Parameter	Description
`crawl_id`	Crawl UUID (full or prefix match)

Query Parameters

Parameter	Type	Default	Description
`with_snapshots`	bool	`false`	Include snapshots array
`with_archiveresults`	bool	`false`	Include archiveresults in snapshots
`as_rss`	bool	`false`	Return snapshots as RSS XML feed

Response

Returns a single crawl object.

RSS Feed Export

Get snapshots from a crawl as an RSS feed:

curl "http://127.0.0.1:8000/api/v1/crawls/crawl/01234567?as_rss=true" \
  -H "X-ArchiveBox-API-Key: your-token-here"

Response:

<rss version="2.0">
  <channel>
    <item>
      <url>https://example.com</url>
      <title>Example Domain</title>
      <bookmarked_at>2024-01-15T10:30:00Z</bookmarked_at>
      <tags>important,tutorial</tags>
    </item>
  </channel>
</rss>

Update Crawl

Update crawl status or retry time.

curl -X PATCH http://127.0.0.1:8000/api/v1/crawls/crawl/01234567 \
  -H "X-ArchiveBox-API-Key: your-token-here" \
  -H "Content-Type: application/json" \
  -d '{
    "status": "sealed"
  }'

Request Body

{
  "status": "sealed",          // Optional: new status value
  "retry_at": "2024-01-20T10:00:00Z"  // Optional: schedule retry
}

Behavior

When setting status to sealed:

The crawl’s retry_at is set to null
All queued or started snapshots in this crawl are also sealed
Their retry_at fields are also set to null

This effectively cancels all pending work for the entire crawl.

Valid Status Transitions

You can update status to any of these values:

queued
started
succeeded
failed
sealed

Response

Returns the updated crawl object.

Common Workflows

Cancel a Running Crawl

Stop a crawl and all its associated snapshots:

import requests

api_key = "your-token-here"
base_url = "http://127.0.0.1:8000/api/v1"
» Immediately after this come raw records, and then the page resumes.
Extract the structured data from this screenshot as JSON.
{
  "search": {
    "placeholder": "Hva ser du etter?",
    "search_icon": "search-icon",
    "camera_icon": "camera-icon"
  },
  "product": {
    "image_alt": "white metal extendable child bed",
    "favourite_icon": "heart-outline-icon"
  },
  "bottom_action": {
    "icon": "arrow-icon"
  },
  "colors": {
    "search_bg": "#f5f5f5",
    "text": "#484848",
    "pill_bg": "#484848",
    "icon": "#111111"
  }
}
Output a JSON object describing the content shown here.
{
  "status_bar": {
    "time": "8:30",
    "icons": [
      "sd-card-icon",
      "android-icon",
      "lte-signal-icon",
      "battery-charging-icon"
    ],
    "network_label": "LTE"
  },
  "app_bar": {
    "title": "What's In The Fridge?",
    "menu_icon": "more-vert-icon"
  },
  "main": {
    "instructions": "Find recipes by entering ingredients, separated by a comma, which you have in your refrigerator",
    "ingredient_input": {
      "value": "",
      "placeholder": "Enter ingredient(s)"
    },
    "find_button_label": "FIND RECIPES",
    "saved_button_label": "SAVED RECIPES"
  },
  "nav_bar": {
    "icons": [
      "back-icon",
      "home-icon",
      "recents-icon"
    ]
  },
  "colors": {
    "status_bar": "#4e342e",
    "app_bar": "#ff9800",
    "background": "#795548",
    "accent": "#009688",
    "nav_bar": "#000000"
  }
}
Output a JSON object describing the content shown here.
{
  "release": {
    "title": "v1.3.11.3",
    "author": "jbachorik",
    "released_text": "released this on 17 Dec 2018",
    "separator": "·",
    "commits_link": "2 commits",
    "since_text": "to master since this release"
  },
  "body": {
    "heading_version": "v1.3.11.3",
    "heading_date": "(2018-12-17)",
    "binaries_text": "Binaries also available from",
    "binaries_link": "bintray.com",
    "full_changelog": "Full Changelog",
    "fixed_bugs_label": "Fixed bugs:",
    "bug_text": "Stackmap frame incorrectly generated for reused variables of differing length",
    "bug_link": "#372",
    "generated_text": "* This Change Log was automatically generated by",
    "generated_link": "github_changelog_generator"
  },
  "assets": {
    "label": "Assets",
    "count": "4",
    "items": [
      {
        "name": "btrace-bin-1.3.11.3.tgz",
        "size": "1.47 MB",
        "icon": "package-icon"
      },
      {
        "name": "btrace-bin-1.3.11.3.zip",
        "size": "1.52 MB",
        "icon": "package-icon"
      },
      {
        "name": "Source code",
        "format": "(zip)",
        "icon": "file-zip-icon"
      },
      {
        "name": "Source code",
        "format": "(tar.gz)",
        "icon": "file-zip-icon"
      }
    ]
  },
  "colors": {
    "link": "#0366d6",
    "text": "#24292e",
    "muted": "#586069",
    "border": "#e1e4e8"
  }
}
response = requests.patch(
    f"{base_url}/crawls/crawl/01234567",
    headers={
        "X-ArchiveBox-API-Key": api_key,
        "Content-Type": "application/json"
    },
    json={"status": "sealed"}
)

print(f"Crawl sealed: {response.json()['id']}")

View All Snapshots in a Crawl

curl "http://127.0.0.1:8000/api/v1/crawls/crawl/01234567?with_snapshots=true" \
  -H "X-ArchiveBox-API-Key: your-token-here"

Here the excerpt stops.